On retient tout autant la réponse enthousiaste des joueurs, qui démontrent sans doute un certain engouement pour les projets communautaires, plutôt sereins et relativement apaisés, et qui prennent manifestement le contre-pied des tensions croissantes qu’on observe souvent en ligne (tant dans les jeux en ligne que les réseaux sociaux). On note également la réponse favorable des investisseurs, puisque ces studios parviennent à lever des fonds parfois importants pour concrétiser ces projets atypiques dans le paysage actuel – plusieurs (dizaines de) millions de dollars pour Singularity 6 ou Clockwork Labs, qui profitent en outre du soutien de plusieurs poids de l’industrie du jeu en ligne.

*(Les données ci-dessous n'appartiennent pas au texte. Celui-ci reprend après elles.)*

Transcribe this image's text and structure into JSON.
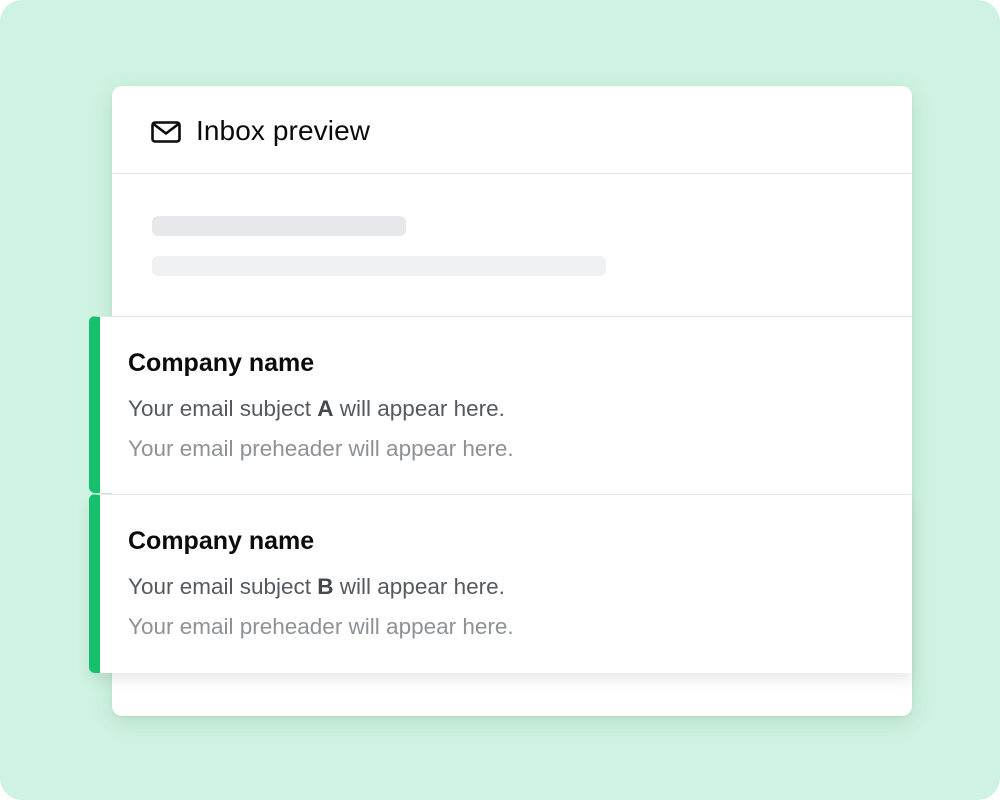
{
  "header": {
    "icon": "mail-icon",
    "title": "Inbox preview"
  },
  "colors": {
    "background": "#cff3e2",
    "accent": "#16bf6c"
  },
  "emails": [
    {
      "company": "Company name",
      "subject_before": "Your email subject ",
      "variant": "A",
      "subject_after": " will appear here.",
      "preheader": "Your email preheader will appear here."
    },
    {
      "company": "Company name",
      "subject_before": "Your email subject ",
      "variant": "B",
      "subject_after": " will appear here.",
      "preheader": "Your email preheader will appear here."
    }
  ]
}
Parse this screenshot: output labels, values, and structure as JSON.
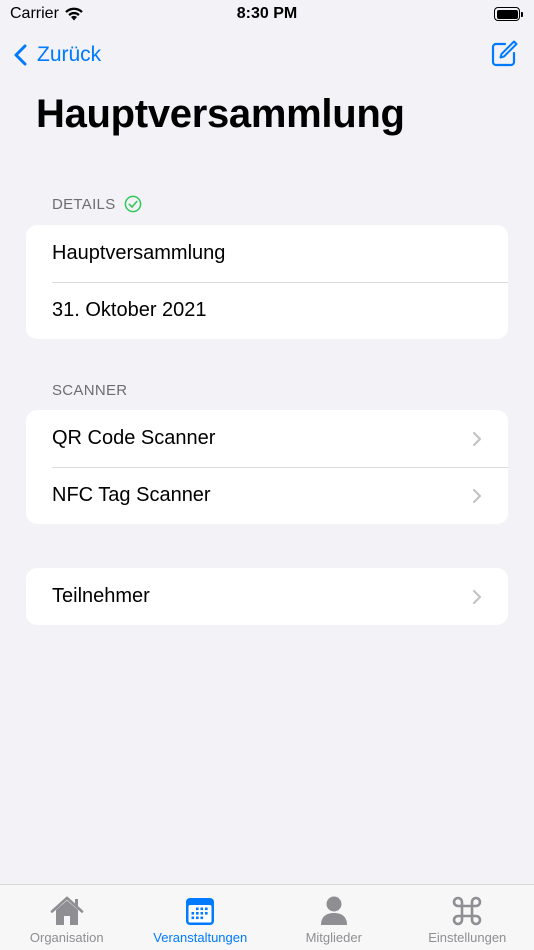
{
  "status_bar": {
    "carrier": "Carrier",
    "time": "8:30 PM"
  },
  "nav": {
    "back_label": "Zurück",
    "edit_icon": "compose-icon"
  },
  "page": {
    "title": "Hauptversammlung"
  },
  "details": {
    "header": "DETAILS",
    "rows": [
      "Hauptversammlung",
      "31. Oktober 2021"
    ]
  },
  "scanner": {
    "header": "SCANNER",
    "rows": [
      "QR Code Scanner",
      "NFC Tag Scanner"
    ]
  },
  "participants": {
    "label": "Teilnehmer"
  },
  "tabs": [
    {
      "label": "Organisation",
      "icon": "house-icon"
    },
    {
      "label": "Veranstaltungen",
      "icon": "calendar-icon"
    },
    {
      "label": "Mitglieder",
      "icon": "person-icon"
    },
    {
      "label": "Einstellungen",
      "icon": "command-icon"
    }
  ],
  "colors": {
    "accent": "#007aff",
    "success": "#34c759",
    "inactive": "#8e8e93",
    "background": "#f2f2f7"
  }
}
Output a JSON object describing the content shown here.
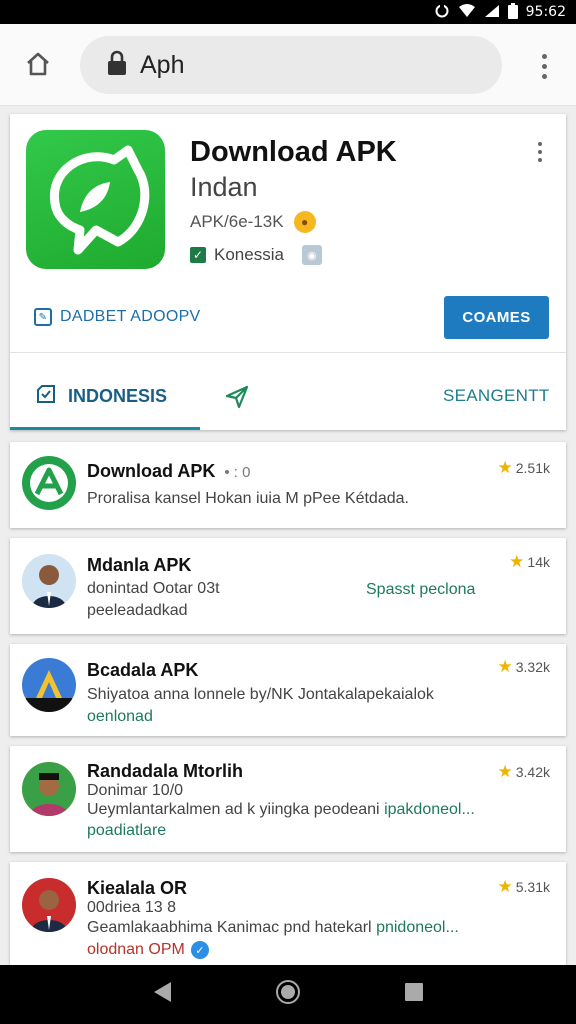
{
  "status_bar": {
    "time": "95:62"
  },
  "toolbar": {
    "url": "Aph"
  },
  "header": {
    "title": "Download APK",
    "subtitle": "Indan",
    "meta": "APK/6e-13K",
    "region": "Konessia",
    "addon_label": "DADBET ADOOPV",
    "primary_button": "COAMES",
    "tab_left": "INDONESIS",
    "tab_right": "SEANGENTT"
  },
  "items": [
    {
      "title": "Download APK",
      "title_extra": "• : 0",
      "rating": "2.51k",
      "line1": "Proralisa kansel Hokan iuia M pPee Kétdada."
    },
    {
      "title": "Mdanla APK",
      "rating": "14k",
      "line1": "donintad Ootar 03t",
      "line1_extra": "Spasst peclona",
      "line2": "peeleadadkad"
    },
    {
      "title": "Bcadala APK",
      "rating": "3.32k",
      "line1": "Shiyatoa anna lonnele by/NK Jontakalapekaialok",
      "line2": "oenlonad"
    },
    {
      "title": "Randadala Mtorlih",
      "rating": "3.42k",
      "line1": "Donimar 10/0",
      "line2": "Ueymlantarkalmen ad k yiingka peodeani",
      "line2_extra": "ipakdoneol...",
      "line3": "poadiatlare"
    },
    {
      "title": "Kiealala OR",
      "rating": "5.31k",
      "line1": "00driea 13 8",
      "line2": "Geamlakaabhima Kanimac pnd hatekarl",
      "line2_extra": "pnidoneol...",
      "line3": "olodnan OPM"
    }
  ],
  "colors": {
    "accent_blue": "#1f7bc0",
    "app_green": "#2bb843",
    "teal": "#1c7d8e",
    "star": "#f0b400"
  },
  "icons": [
    "home-icon",
    "lock-icon",
    "more-vert-icon",
    "emoji-icon",
    "check-icon",
    "badge-icon",
    "edit-icon",
    "indonesia-tab-icon",
    "send-icon",
    "star-icon",
    "verified-icon",
    "back-nav-icon",
    "home-nav-icon",
    "recents-nav-icon"
  ]
}
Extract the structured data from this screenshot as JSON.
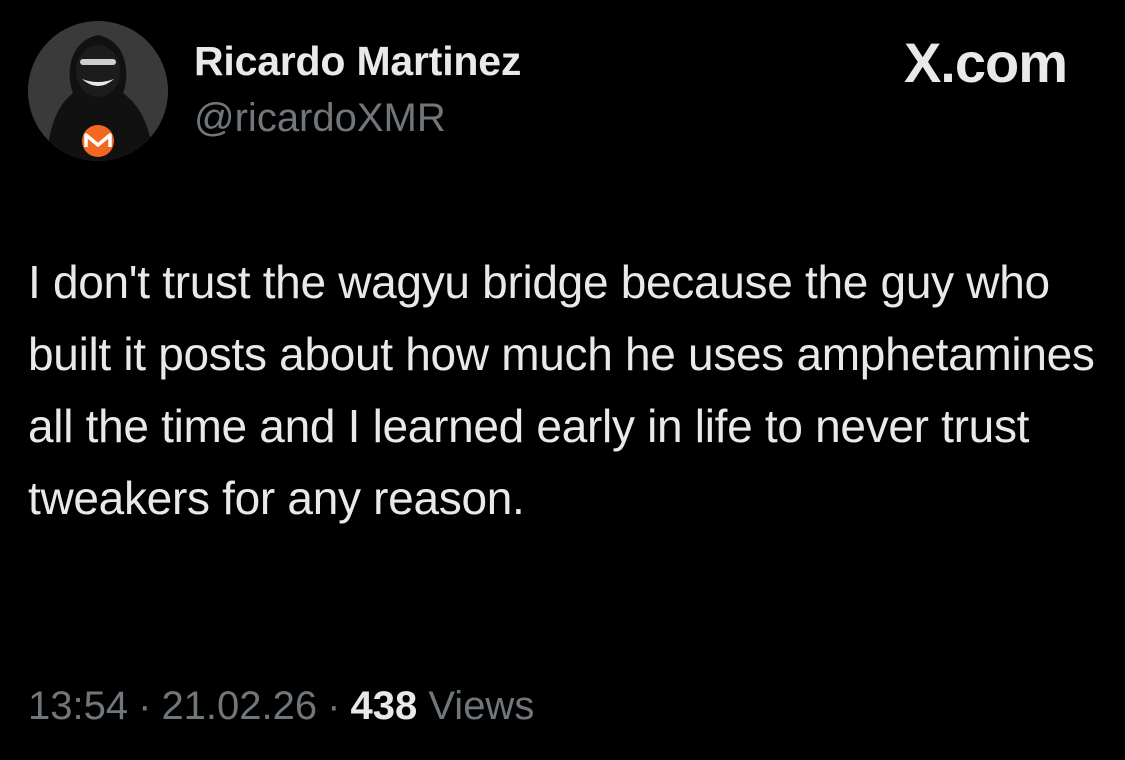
{
  "brand": "X.com",
  "author": {
    "name": "Ricardo Martinez",
    "handle": "@ricardoXMR",
    "avatar_icon": "hooded-figure-monero-avatar"
  },
  "tweet": {
    "text": "I don't trust the wagyu bridge because the guy who built it posts about how much he uses amphetamines all the time and I learned early in life to never trust tweakers for any reason."
  },
  "meta": {
    "time": "13:54",
    "date": "21.02.26",
    "separator": "·",
    "views_count": "438",
    "views_label": "Views"
  },
  "colors": {
    "background": "#000000",
    "primary_text": "#e7e9ea",
    "secondary_text": "#71767b",
    "monero_orange": "#f26822"
  }
}
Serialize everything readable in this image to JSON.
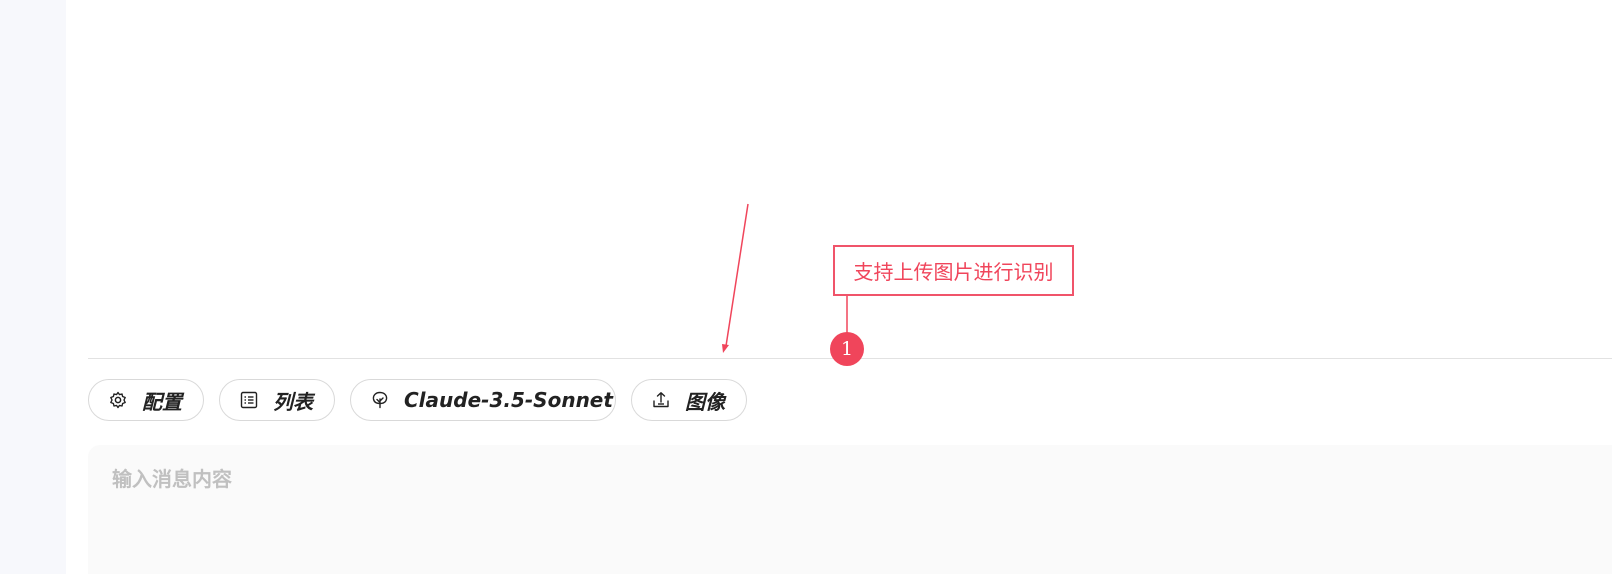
{
  "toolbar": {
    "config_label": "配置",
    "list_label": "列表",
    "model_label": "Claude-3.5-Sonnet",
    "image_label": "图像"
  },
  "input": {
    "placeholder": "输入消息内容",
    "value": ""
  },
  "annotation": {
    "callout_text": "支持上传图片进行识别",
    "badge_number": "1",
    "color": "#f0455b"
  },
  "icons": {
    "config": "gear-icon",
    "list": "list-icon",
    "model": "leaf-icon",
    "image": "upload-icon"
  }
}
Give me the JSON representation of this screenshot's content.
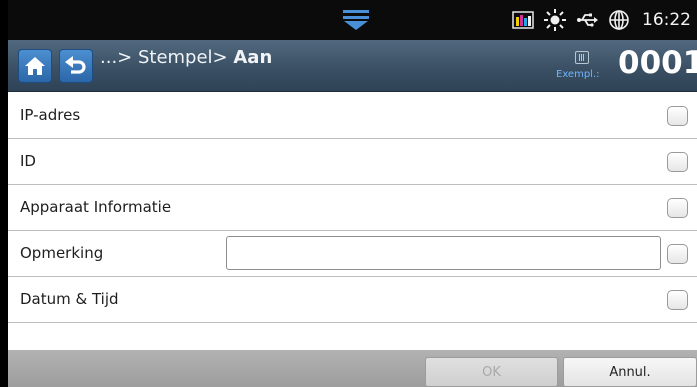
{
  "status_bar": {
    "time": "16:22",
    "icons": [
      "toner-level-icon",
      "brightness-icon",
      "usb-icon",
      "globe-icon"
    ],
    "pull_tab_icon": "chevron-down-icon"
  },
  "header": {
    "home_icon": "home-icon",
    "back_icon": "back-arrow-icon",
    "breadcrumb_prefix": "...> Stempel> ",
    "breadcrumb_current": "Aan",
    "copies_label": "Exempl.:",
    "copies_value": "0001",
    "accent_color": "#3b5064"
  },
  "options": [
    {
      "label": "IP-adres",
      "checked": false
    },
    {
      "label": "ID",
      "checked": false
    },
    {
      "label": "Apparaat Informatie",
      "checked": false
    },
    {
      "label": "Opmerking",
      "checked": false,
      "input_value": ""
    },
    {
      "label": "Datum & Tijd",
      "checked": false
    }
  ],
  "footer": {
    "ok_label": "OK",
    "cancel_label": "Annul."
  }
}
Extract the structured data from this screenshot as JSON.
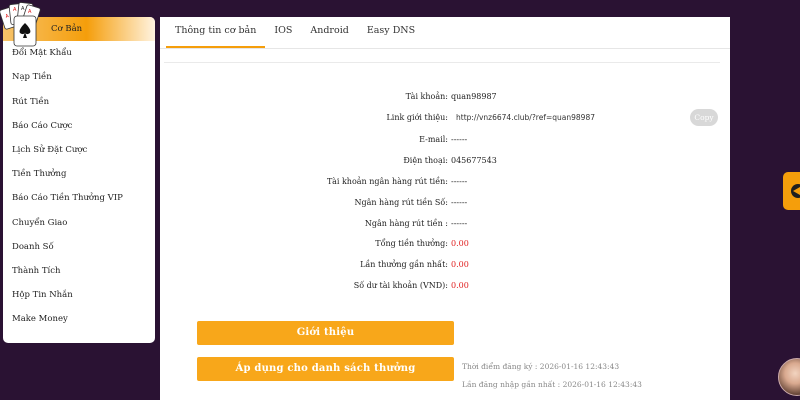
{
  "sidebar": {
    "items": [
      {
        "label": "Cơ Bản",
        "active": true
      },
      {
        "label": "Đổi Mật Khẩu"
      },
      {
        "label": "Nạp Tiền"
      },
      {
        "label": "Rút Tiền"
      },
      {
        "label": "Báo Cáo Cược"
      },
      {
        "label": "Lịch Sử Đặt Cược"
      },
      {
        "label": "Tiền Thưởng"
      },
      {
        "label": "Báo Cáo Tiền Thưởng VIP"
      },
      {
        "label": "Chuyển Giao"
      },
      {
        "label": "Doanh Số"
      },
      {
        "label": "Thành Tích"
      },
      {
        "label": "Hộp Tin Nhắn"
      },
      {
        "label": "Make Money"
      }
    ]
  },
  "tabs": [
    {
      "label": "Thông tin cơ bản",
      "active": true
    },
    {
      "label": "IOS"
    },
    {
      "label": "Android"
    },
    {
      "label": "Easy DNS"
    }
  ],
  "info": {
    "account_label": "Tài khoản:",
    "account_value": "quan98987",
    "ref_label": "Link giới thiệu:",
    "ref_value": "http://vnz6674.club/?ref=quan98987",
    "copy_label": "Copy",
    "email_label": "E-mail:",
    "email_value": "------",
    "phone_label": "Điện thoại:",
    "phone_value": "045677543",
    "bank_account_label": "Tài khoản ngân hàng rút tiền:",
    "bank_account_value": "------",
    "bank_number_label": "Ngân hàng rút tiền Số:",
    "bank_number_value": "------",
    "bank_label": "Ngân hàng rút tiền :",
    "bank_value": "------",
    "total_bonus_label": "Tổng tiền thưởng:",
    "total_bonus_value": "0.00",
    "last_bonus_label": "Lần thưởng gần nhất:",
    "last_bonus_value": "0.00",
    "balance_label": "Số dư tài khoản (VND):",
    "balance_value": "0.00"
  },
  "buttons": {
    "intro": "Giới thiệu",
    "apply": "Áp dụng cho danh sách thưởng"
  },
  "meta": {
    "register_time": "Thời điểm đăng ký : 2026-01-16 12:43:43",
    "last_login": "Lần đăng nhập gần nhất : 2026-01-16 12:43:43"
  },
  "colors": {
    "accent": "#f59e0b",
    "button": "#f8a71a",
    "background": "#2a1233",
    "red_value": "#e01e1e"
  },
  "icons": {
    "logo": "playing-cards-icon",
    "side_tab": "arrow-left-icon",
    "avatar": "avatar"
  }
}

On attendra évidemment de tester ces « MMORPG sociaux » sur pièce avant d’y voir une révolution. En ce début d’année, on constate néanmoins une volonté de faire émerger des projets favorisant manifestement des mécaniques différentes, qui pourraient contribuer à renouveler le genre massivement multijoueur et redonner du sens à la notion d’univers virtuel – c’est-à-dire en faire de nouveau des espaces de rencontres, d’échanges et d’interactions entre les joueurs.